Anti-stalking champion Alex Chalk is supporting a new national campaign to fight the scourge of stalkers. After a long fight on behalf of a Cheltenham GP who suffered a dreadful stalking ordeal, last year Alex Chalk forced through a change in the law.
Tabling a Private Members Bill, leading debates and working with cross-party Parliamentarians, Alex Chalk managed to secure a doubling in the maximum sentence from five to ten years and give judges the tools they needed to keep victims safe.
Now the Cheltenham MP is backing a new Stalking Protection Bill as the “next piece of the jigsaw”.
The Bill passed a second reading in Parliament on Friday 19th January. It will fill a gap in the law to protect people who are being stalked by strangers, who currently don’t have the same protections as those stalked by former partners. The Bill would take the onus off victims, such as TV presenter Emily Maitlis, by introducing Stalking Protection Orders (SPOs), which the police could apply for on their behalf to stop their lives being blighted by stalkers.
It currently takes around a hundred instances of stalking before victims come forward to make a complaint.

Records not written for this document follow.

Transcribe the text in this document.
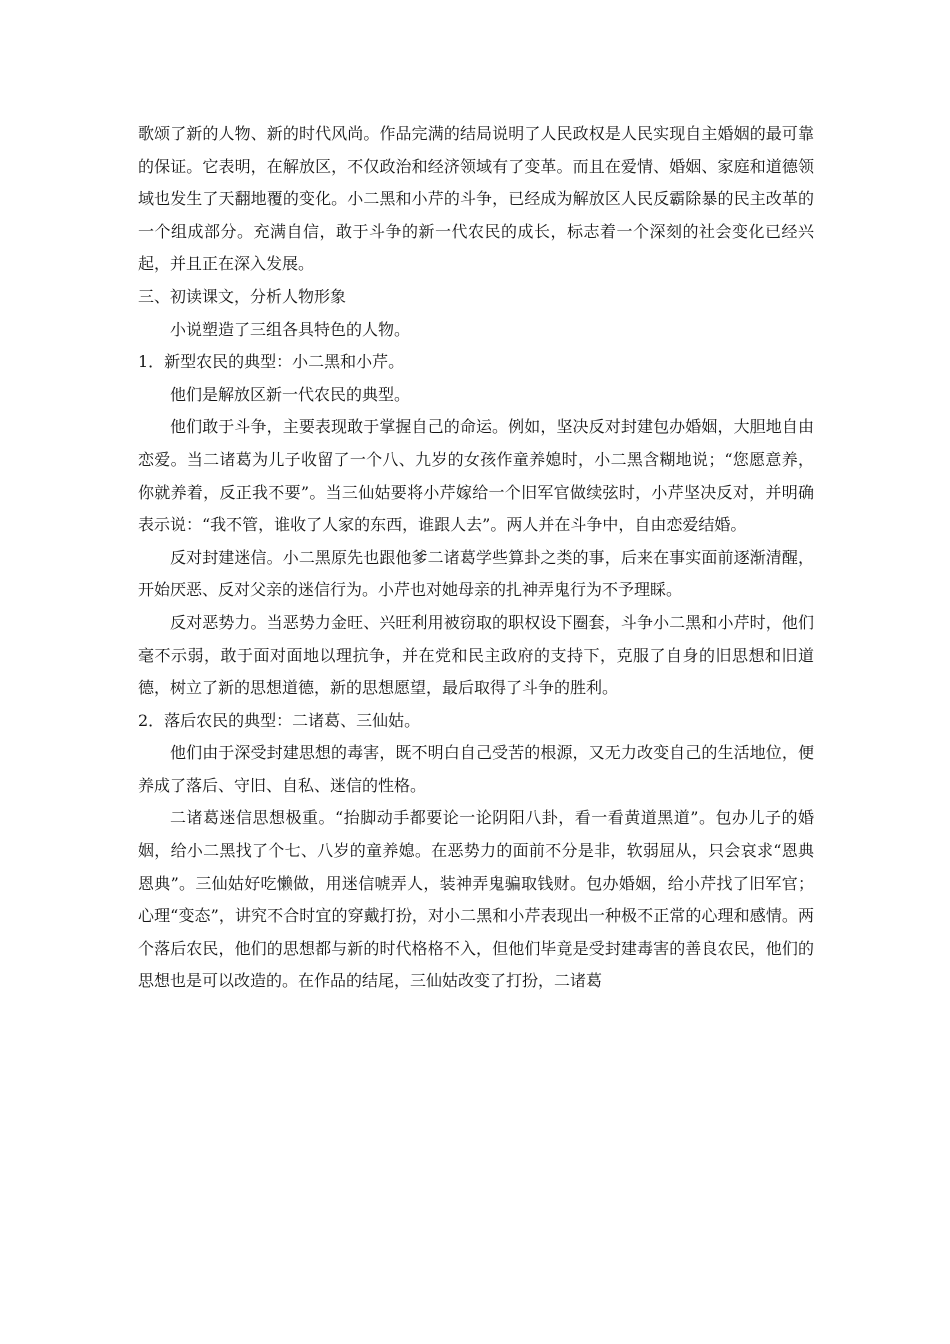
歌颂了新的人物、新的时代风尚。作品完满的结局说明了人民政权是人民实现自主婚姻的最可靠的保证。它表明，在解放区，不仅政治和经济领域有了变革。而且在爱情、婚姻、家庭和道德领域也发生了天翻地覆的变化。小二黑和小芹的斗争，已经成为解放区人民反霸除暴的民主改革的一个组成部分。充满自信，敢于斗争的新一代农民的成长，标志着一个深刻的社会变化已经兴起，并且正在深入发展。

三、初读课文，分析人物形象

小说塑造了三组各具特色的人物。

1．新型农民的典型：小二黑和小芹。

他们是解放区新一代农民的典型。

他们敢于斗争，主要表现敢于掌握自己的命运。例如，坚决反对封建包办婚姻，大胆地自由恋爱。当二诸葛为儿子收留了一个八、九岁的女孩作童养媳时，小二黑含糊地说；“您愿意养，你就养着，反正我不要”。当三仙姑要将小芹嫁给一个旧军官做续弦时，小芹坚决反对，并明确表示说：“我不管，谁收了人家的东西，谁跟人去”。两人并在斗争中，自由恋爱结婚。

反对封建迷信。小二黑原先也跟他爹二诸葛学些算卦之类的事，后来在事实面前逐渐清醒，开始厌恶、反对父亲的迷信行为。小芹也对她母亲的扎神弄鬼行为不予理睬。

反对恶势力。当恶势力金旺、兴旺利用被窃取的职权设下圈套，斗争小二黑和小芹时，他们毫不示弱，敢于面对面地以理抗争，并在党和民主政府的支持下，克服了自身的旧思想和旧道德，树立了新的思想道德，新的思想愿望，最后取得了斗争的胜利。

2．落后农民的典型：二诸葛、三仙姑。

他们由于深受封建思想的毒害，既不明白自己受苦的根源，又无力改变自己的生活地位，便养成了落后、守旧、自私、迷信的性格。

二诸葛迷信思想极重。“抬脚动手都要论一论阴阳八卦，看一看黄道黑道”。包办儿子的婚姻，给小二黑找了个七、八岁的童养媳。在恶势力的面前不分是非，软弱屈从，只会哀求“恩典恩典”。三仙姑好吃懒做，用迷信唬弄人，装神弄鬼骗取钱财。包办婚姻，给小芹找了旧军官；心理“变态”，讲究不合时宜的穿戴打扮，对小二黑和小芹表现出一种极不正常的心理和感情。两个落后农民，他们的思想都与新的时代格格不入，但他们毕竟是受封建毒害的善良农民，他们的思想也是可以改造的。在作品的结尾，三仙姑改变了打扮，二诸葛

Speaking in Parliament Alex Chalk said: “Stalking is a horrible, violating crime that rips relationships apart and shatters lives. Inevitably, it is the cases involving celebrities that hit the headlines, but it is important to emphasise that this phenomenon is no respecter of fame or fortune. It is far more indiscriminate than that, and anyone can be a victim.
“(Dr Eleanor Aston and Hollie Gazzard) are just two examples of ordinary people from just one county, Gloucestershire, so it is no surprise that research carried out by the Suzy Lamplugh Trust in 2017 showed that a staggeringly high proportion of homicides against women were preceded by behaviour that could properly be characterised as stalking.”
Alex Chalk commented: "I am hugely proud of the huge strides that have been made in tackling the menace of stalking – including doubling the maximum sentence last year.
“We want victims of stalking to have the confidence to come forward at an earlier stage in the knowledge that they will be taken seriously and that the police will have the powers to put in place protections on their behalf
“In 2016-17, 959 prosecutions were commenced under the new offences – this is encouraging and shows that the tougher legislation is taking effect. Stalking Protection Orders will fill a gap in the law and take the onus off victims by allowing the police to put in place vital early protection whilst an investigation is ongoing.”
Rachel Griffin, chief executive of the Suzy Lamplugh Trust, which campaigns for improved protection for stalking victims and runs the National Stalking Helpline, said:
“We are delighted that the Stalking Protection Bill has passed to the next stage in Parliament. Stalking is a devastating crime that affects over 1 million people in the UK every year, and has a significant impact on victims’ psychological and physical wellbeing. It is imperative that anyone affected by this insidious crime can be confident that they will be protected by robust, sensible and crime specific legislation.
“We know that early recognition and intervention can improve the safety of victims by breaking the cycle of obsession and fixation which motivates perpetrators. Stalking Protection Orders could improve responses to stalking, and allow criminal justice professionals to protect victims at the earliest possible stage.
“It is vital that all criminal justice professionals, including frontline police officers, are equipped with the tools and knowledge they need to respond to this crime responsibly. These new orders must be introduced with appropriate training, so that police officers are able to take decisive action to restrict concerning stalking behaviours and protect victims.”
Following its Second Reading, the Bill will now proceed to committee stage in the Commons.